社名を始め、スイス時計大国に遜色ない高級時計を作る自負、情熱のようなものがそこかしこに垣間見えるセイコー。
日本人としては、やはり誇らしく思えてなりません。
6.チュードル
ロレックスのディフュージョン(廉価版)ブランドとして知られるチュードル。
ロレックスと共通の部品を採用しているため高い品質の時計をロレックスよりも格段に安い値段で手に入れられるところが大きな魅力ですね。
チュードルはロレックスの創始者ハンス・ウィルスドルフ氏によって設立されます。
ディフュージョンブランドとは普及を目的とし、知名度向上や販路拡大のためにつくられたブランドのこと。
当時ロレックス本社のあったイギリスでの市場拡大を目的に「一般庶民」向けに作られたのがチュードルでした。
チュードルというブランド名はエリザベス1世を輩出したイギリス王家の一つ「チューダー家」にちなんだもの。
誰もが知っている王家の名前をブランド名にすることで、イギリス庶民に親しまれるブランドとして定着させることが狙いでした。
ちなみにチュードルのロゴもまた独特です。
現行モデルでは盾のマークが採用されていますが、かつては薔薇のロゴがあしらわれていました。
この薔薇マークはアンティーク時計として高い人気を有し、チュードルローズとも称されます。
これはチューダー家の家紋をアレンジしたもので、プリントではなく繊細な手作業によるものでした。
よく見ると立体感があり、優雅な印象です。
しかし、その手間が製造コストを上げてしまった結果、1970年以降はより低コストで製造ができる現在の盾モチーフに変更となったのです。
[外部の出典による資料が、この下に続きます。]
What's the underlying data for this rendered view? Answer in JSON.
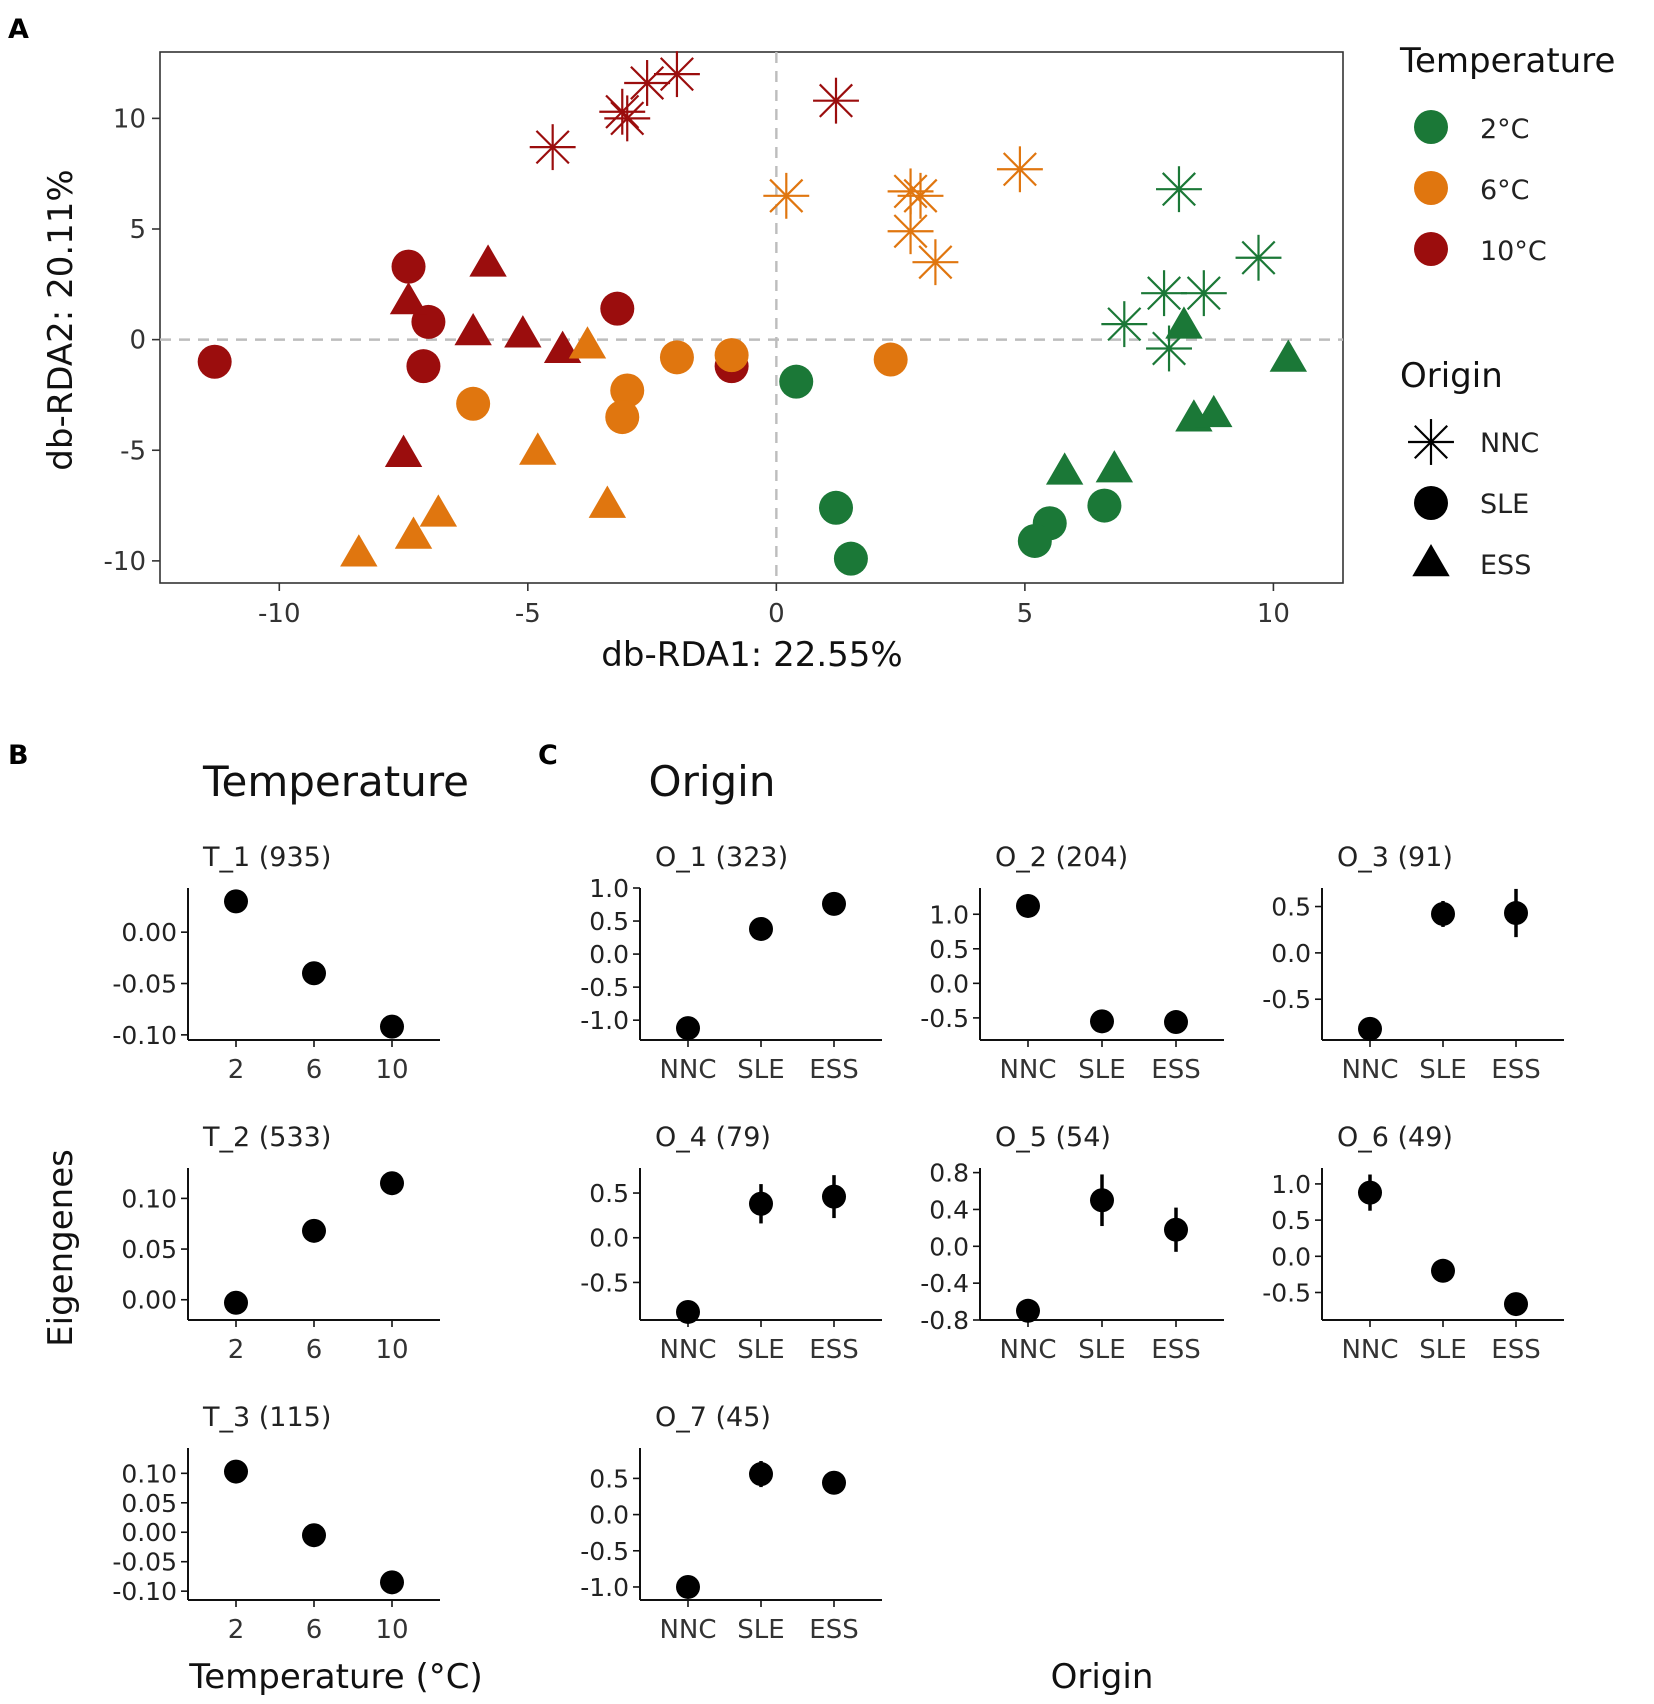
{
  "figure": {
    "panel_a_letter": "A",
    "panel_b_letter": "B",
    "panel_c_letter": "C"
  },
  "chart_data": [
    {
      "id": "A",
      "type": "scatter",
      "xlabel": "db-RDA1: 22.55%",
      "ylabel": "db-RDA2: 20.11%",
      "xlim": [
        -12.4,
        11.4
      ],
      "ylim": [
        -11,
        13
      ],
      "xticks": [
        -10,
        -5,
        0,
        5,
        10
      ],
      "yticks": [
        10,
        5,
        0,
        -5,
        -10
      ],
      "xtick_labels": [
        "-10",
        "-5",
        "0",
        "5",
        "10"
      ],
      "ytick_labels": [
        "10",
        "5",
        "0",
        "-5",
        "-10"
      ],
      "reference_lines": {
        "x": 0,
        "y": 0
      },
      "legend": {
        "color_title": "Temperature",
        "color_entries": [
          {
            "label": "2°C",
            "color": "#1b7837"
          },
          {
            "label": "6°C",
            "color": "#e0760f"
          },
          {
            "label": "10°C",
            "color": "#9b0d0d"
          }
        ],
        "shape_title": "Origin",
        "shape_entries": [
          {
            "label": "NNC",
            "shape": "asterisk"
          },
          {
            "label": "SLE",
            "shape": "circle"
          },
          {
            "label": "ESS",
            "shape": "triangle"
          }
        ]
      },
      "points": [
        {
          "temp": "10°C",
          "origin": "NNC",
          "x": -4.5,
          "y": 8.7
        },
        {
          "temp": "10°C",
          "origin": "NNC",
          "x": -3.1,
          "y": 10.3
        },
        {
          "temp": "10°C",
          "origin": "NNC",
          "x": -3.0,
          "y": 10.0
        },
        {
          "temp": "10°C",
          "origin": "NNC",
          "x": -2.6,
          "y": 11.6
        },
        {
          "temp": "10°C",
          "origin": "NNC",
          "x": -2.0,
          "y": 12.0
        },
        {
          "temp": "10°C",
          "origin": "NNC",
          "x": 1.2,
          "y": 10.8
        },
        {
          "temp": "6°C",
          "origin": "NNC",
          "x": 0.2,
          "y": 6.5
        },
        {
          "temp": "6°C",
          "origin": "NNC",
          "x": 2.7,
          "y": 6.7
        },
        {
          "temp": "6°C",
          "origin": "NNC",
          "x": 2.9,
          "y": 6.5
        },
        {
          "temp": "6°C",
          "origin": "NNC",
          "x": 2.7,
          "y": 4.9
        },
        {
          "temp": "6°C",
          "origin": "NNC",
          "x": 3.2,
          "y": 3.5
        },
        {
          "temp": "6°C",
          "origin": "NNC",
          "x": 4.9,
          "y": 7.7
        },
        {
          "temp": "2°C",
          "origin": "NNC",
          "x": 8.1,
          "y": 6.8
        },
        {
          "temp": "2°C",
          "origin": "NNC",
          "x": 9.7,
          "y": 3.7
        },
        {
          "temp": "2°C",
          "origin": "NNC",
          "x": 7.8,
          "y": 2.1
        },
        {
          "temp": "2°C",
          "origin": "NNC",
          "x": 8.6,
          "y": 2.1
        },
        {
          "temp": "2°C",
          "origin": "NNC",
          "x": 7.0,
          "y": 0.7
        },
        {
          "temp": "2°C",
          "origin": "NNC",
          "x": 7.9,
          "y": -0.4
        },
        {
          "temp": "10°C",
          "origin": "SLE",
          "x": -11.3,
          "y": -1.0
        },
        {
          "temp": "10°C",
          "origin": "SLE",
          "x": -7.4,
          "y": 3.3
        },
        {
          "temp": "10°C",
          "origin": "SLE",
          "x": -7.0,
          "y": 0.8
        },
        {
          "temp": "10°C",
          "origin": "SLE",
          "x": -7.1,
          "y": -1.2
        },
        {
          "temp": "10°C",
          "origin": "SLE",
          "x": -3.2,
          "y": 1.4
        },
        {
          "temp": "10°C",
          "origin": "SLE",
          "x": -0.9,
          "y": -1.2
        },
        {
          "temp": "6°C",
          "origin": "SLE",
          "x": -6.1,
          "y": -2.9
        },
        {
          "temp": "6°C",
          "origin": "SLE",
          "x": -3.0,
          "y": -2.3
        },
        {
          "temp": "6°C",
          "origin": "SLE",
          "x": -3.1,
          "y": -3.5
        },
        {
          "temp": "6°C",
          "origin": "SLE",
          "x": -2.0,
          "y": -0.8
        },
        {
          "temp": "6°C",
          "origin": "SLE",
          "x": -0.9,
          "y": -0.7
        },
        {
          "temp": "6°C",
          "origin": "SLE",
          "x": 2.3,
          "y": -0.9
        },
        {
          "temp": "2°C",
          "origin": "SLE",
          "x": 0.4,
          "y": -1.9
        },
        {
          "temp": "2°C",
          "origin": "SLE",
          "x": 1.2,
          "y": -7.6
        },
        {
          "temp": "2°C",
          "origin": "SLE",
          "x": 1.5,
          "y": -9.9
        },
        {
          "temp": "2°C",
          "origin": "SLE",
          "x": 5.5,
          "y": -8.3
        },
        {
          "temp": "2°C",
          "origin": "SLE",
          "x": 5.2,
          "y": -9.1
        },
        {
          "temp": "2°C",
          "origin": "SLE",
          "x": 6.6,
          "y": -7.5
        },
        {
          "temp": "10°C",
          "origin": "ESS",
          "x": -7.4,
          "y": 1.7
        },
        {
          "temp": "10°C",
          "origin": "ESS",
          "x": -5.8,
          "y": 3.4
        },
        {
          "temp": "10°C",
          "origin": "ESS",
          "x": -6.1,
          "y": 0.3
        },
        {
          "temp": "10°C",
          "origin": "ESS",
          "x": -5.1,
          "y": 0.2
        },
        {
          "temp": "10°C",
          "origin": "ESS",
          "x": -4.3,
          "y": -0.5
        },
        {
          "temp": "10°C",
          "origin": "ESS",
          "x": -7.5,
          "y": -5.2
        },
        {
          "temp": "6°C",
          "origin": "ESS",
          "x": -3.8,
          "y": -0.3
        },
        {
          "temp": "6°C",
          "origin": "ESS",
          "x": -4.8,
          "y": -5.1
        },
        {
          "temp": "6°C",
          "origin": "ESS",
          "x": -3.4,
          "y": -7.5
        },
        {
          "temp": "6°C",
          "origin": "ESS",
          "x": -8.4,
          "y": -9.7
        },
        {
          "temp": "6°C",
          "origin": "ESS",
          "x": -7.3,
          "y": -8.9
        },
        {
          "temp": "6°C",
          "origin": "ESS",
          "x": -6.8,
          "y": -7.9
        },
        {
          "temp": "2°C",
          "origin": "ESS",
          "x": 5.8,
          "y": -6.0
        },
        {
          "temp": "2°C",
          "origin": "ESS",
          "x": 6.8,
          "y": -5.9
        },
        {
          "temp": "2°C",
          "origin": "ESS",
          "x": 8.4,
          "y": -3.6
        },
        {
          "temp": "2°C",
          "origin": "ESS",
          "x": 8.8,
          "y": -3.4
        },
        {
          "temp": "2°C",
          "origin": "ESS",
          "x": 8.2,
          "y": 0.6
        },
        {
          "temp": "2°C",
          "origin": "ESS",
          "x": 10.3,
          "y": -0.9
        }
      ]
    },
    {
      "id": "B",
      "type": "scatter",
      "section_title": "Temperature",
      "xlabel": "Temperature (°C)",
      "ylabel": "Eigengenes",
      "facets": [
        {
          "title": "T_1 (935)",
          "categories": [
            "2",
            "6",
            "10"
          ],
          "values": [
            0.03,
            -0.04,
            -0.092
          ],
          "errors": [
            0,
            0,
            0
          ],
          "ylim": [
            -0.105,
            0.043
          ],
          "yticks": [
            0.0,
            -0.05,
            -0.1
          ],
          "ytick_labels": [
            "0.00",
            "-0.05",
            "-0.10"
          ]
        },
        {
          "title": "T_2 (533)",
          "categories": [
            "2",
            "6",
            "10"
          ],
          "values": [
            -0.003,
            0.068,
            0.115
          ],
          "errors": [
            0,
            0,
            0
          ],
          "ylim": [
            -0.02,
            0.13
          ],
          "yticks": [
            0.1,
            0.05,
            0.0
          ],
          "ytick_labels": [
            "0.10",
            "0.05",
            "0.00"
          ]
        },
        {
          "title": "T_3 (115)",
          "categories": [
            "2",
            "6",
            "10"
          ],
          "values": [
            0.103,
            -0.005,
            -0.085
          ],
          "errors": [
            0,
            0,
            0
          ],
          "ylim": [
            -0.115,
            0.143
          ],
          "yticks": [
            0.1,
            0.05,
            0.0,
            -0.05,
            -0.1
          ],
          "ytick_labels": [
            "0.10",
            "0.05",
            "0.00",
            "-0.05",
            "-0.10"
          ]
        }
      ]
    },
    {
      "id": "C",
      "type": "scatter",
      "section_title": "Origin",
      "xlabel": "Origin",
      "facets": [
        {
          "title": "O_1 (323)",
          "categories": [
            "NNC",
            "SLE",
            "ESS"
          ],
          "values": [
            -1.12,
            0.38,
            0.76
          ],
          "errors": [
            0,
            0,
            0
          ],
          "ylim": [
            -1.3,
            1.0
          ],
          "yticks": [
            1.0,
            0.5,
            0.0,
            -0.5,
            -1.0
          ],
          "ytick_labels": [
            "1.0",
            "0.5",
            "0.0",
            "-0.5",
            "-1.0"
          ]
        },
        {
          "title": "O_2 (204)",
          "categories": [
            "NNC",
            "SLE",
            "ESS"
          ],
          "values": [
            1.12,
            -0.55,
            -0.56
          ],
          "errors": [
            0,
            0,
            0
          ],
          "ylim": [
            -0.82,
            1.38
          ],
          "yticks": [
            1.0,
            0.5,
            0.0,
            -0.5
          ],
          "ytick_labels": [
            "1.0",
            "0.5",
            "0.0",
            "-0.5"
          ]
        },
        {
          "title": "O_3 (91)",
          "categories": [
            "NNC",
            "SLE",
            "ESS"
          ],
          "values": [
            -0.82,
            0.42,
            0.43
          ],
          "errors": [
            0,
            0.14,
            0.26
          ],
          "ylim": [
            -0.94,
            0.7
          ],
          "yticks": [
            0.5,
            0.0,
            -0.5
          ],
          "ytick_labels": [
            "0.5",
            "0.0",
            "-0.5"
          ]
        },
        {
          "title": "O_4 (79)",
          "categories": [
            "NNC",
            "SLE",
            "ESS"
          ],
          "values": [
            -0.83,
            0.38,
            0.46
          ],
          "errors": [
            0,
            0.22,
            0.24
          ],
          "ylim": [
            -0.92,
            0.78
          ],
          "yticks": [
            0.5,
            0.0,
            -0.5
          ],
          "ytick_labels": [
            "0.5",
            "0.0",
            "-0.5"
          ]
        },
        {
          "title": "O_5 (54)",
          "categories": [
            "NNC",
            "SLE",
            "ESS"
          ],
          "values": [
            -0.7,
            0.5,
            0.18
          ],
          "errors": [
            0,
            0.28,
            0.24
          ],
          "ylim": [
            -0.8,
            0.85
          ],
          "yticks": [
            0.8,
            0.4,
            0.0,
            -0.4,
            -0.8
          ],
          "ytick_labels": [
            "0.8",
            "0.4",
            "0.0",
            "-0.4",
            "-0.8"
          ]
        },
        {
          "title": "O_6 (49)",
          "categories": [
            "NNC",
            "SLE",
            "ESS"
          ],
          "values": [
            0.88,
            -0.2,
            -0.66
          ],
          "errors": [
            0.25,
            0,
            0
          ],
          "ylim": [
            -0.88,
            1.22
          ],
          "yticks": [
            1.0,
            0.5,
            0.0,
            -0.5
          ],
          "ytick_labels": [
            "1.0",
            "0.5",
            "0.0",
            "-0.5"
          ]
        },
        {
          "title": "O_7 (45)",
          "categories": [
            "NNC",
            "SLE",
            "ESS"
          ],
          "values": [
            -1.0,
            0.56,
            0.44
          ],
          "errors": [
            0,
            0.18,
            0.16
          ],
          "ylim": [
            -1.18,
            0.92
          ],
          "yticks": [
            0.5,
            0.0,
            -0.5,
            -1.0
          ],
          "ytick_labels": [
            "0.5",
            "0.0",
            "-0.5",
            "-1.0"
          ]
        }
      ]
    }
  ]
}
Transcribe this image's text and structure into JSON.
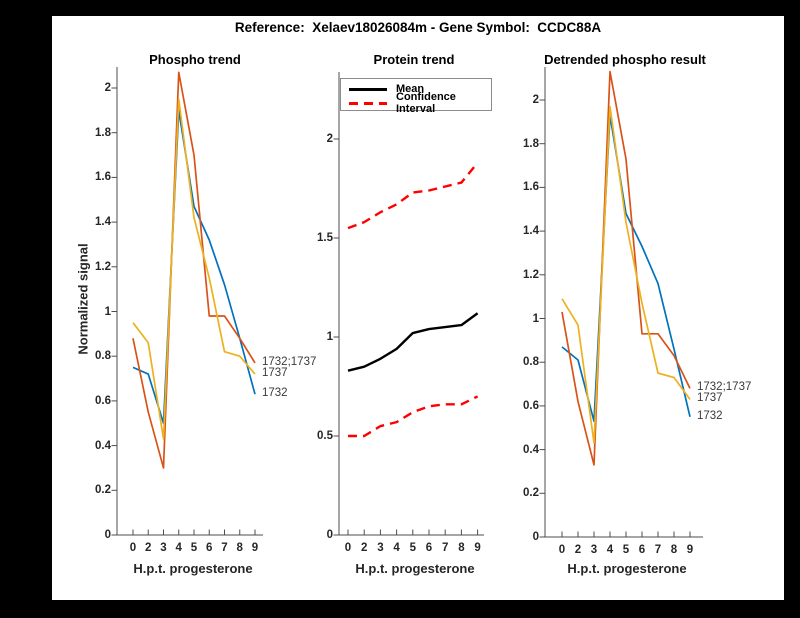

ちなみに盾の中に薔薇がデザインされたものや、大きい薔薇ロゴをデカバラ、小さいものをチビバラなんて呼んだりもします。
7.パテックフィリップ
世界高級時計の御三家に位置するパテックフィリップ。
スポーツウォッチからドレスウォッチまでとそのラインナップは豊富ですが、いずれも他社と比べ頭一つ抜きんでた高級感と品質が特徴です。
パテックフィリップの社名は、創業者に由来します。
ポーランド人のアントニ・パテック。
そして後に入社したジャン・アドリアン・フィリップ。
実は創業者は二人いて、ポーランド人のフランチシェック・チャペックがパテックと共に懐中時計の販売を始めたことに起因しました。
しかしチャペックはフィリップ入社後、間をおかず社を去ります。
なんだか意味深な感じもしますが、近年チャペックの名を冠したモデルをパテックフィリップが出していることなどから考えると、そんなにドロドロの理由があったわけでもないのでしょうか・・・?
そしてもう一点特筆すべきは、ムーブメントなどでも垣間見ることのできるパテックフィリップの十字マーク。
これはスペインで初めて設立され、ローマ教皇からも認可を受けた戦闘騎士団「カラトラバ」の十字架をモチーフにしたもの。
このカラトラバはムーア人の侵略からカラトラバ砦を守ったという歴史的な経緯を持ちます。
壮麗な騎士道精神を有し、かつ果敢に敵に立ち向かったカラトラバへのオマージュであるかのようなロゴ。
同名のモデルもパテックフィリップのフラグシップになっていますね。
パテックフィリップウォッチの端正で上品な顔立ちとは裏腹に、他とは一線を画す闘志のようなものが感じられます。
創業者のパテックとチャペックが『世界一の時計を作る』という熱い理念を湛えていたように。
まとめ
有名な高級時計ブランドは驚くような長い歴史を有しているため、もちろん「由来」は風説の域を出ないものも。
ですが、そこには必ず創業者や職人、携わってきた全ての人々の思い入れが込められていることに間違いありません。
トップブランドになるという気概、ものづくりへの情熱・・・
聞きなじんだ名前の由来や込められた意味を知ると、ますますそのブランドが好きになってはきませんか?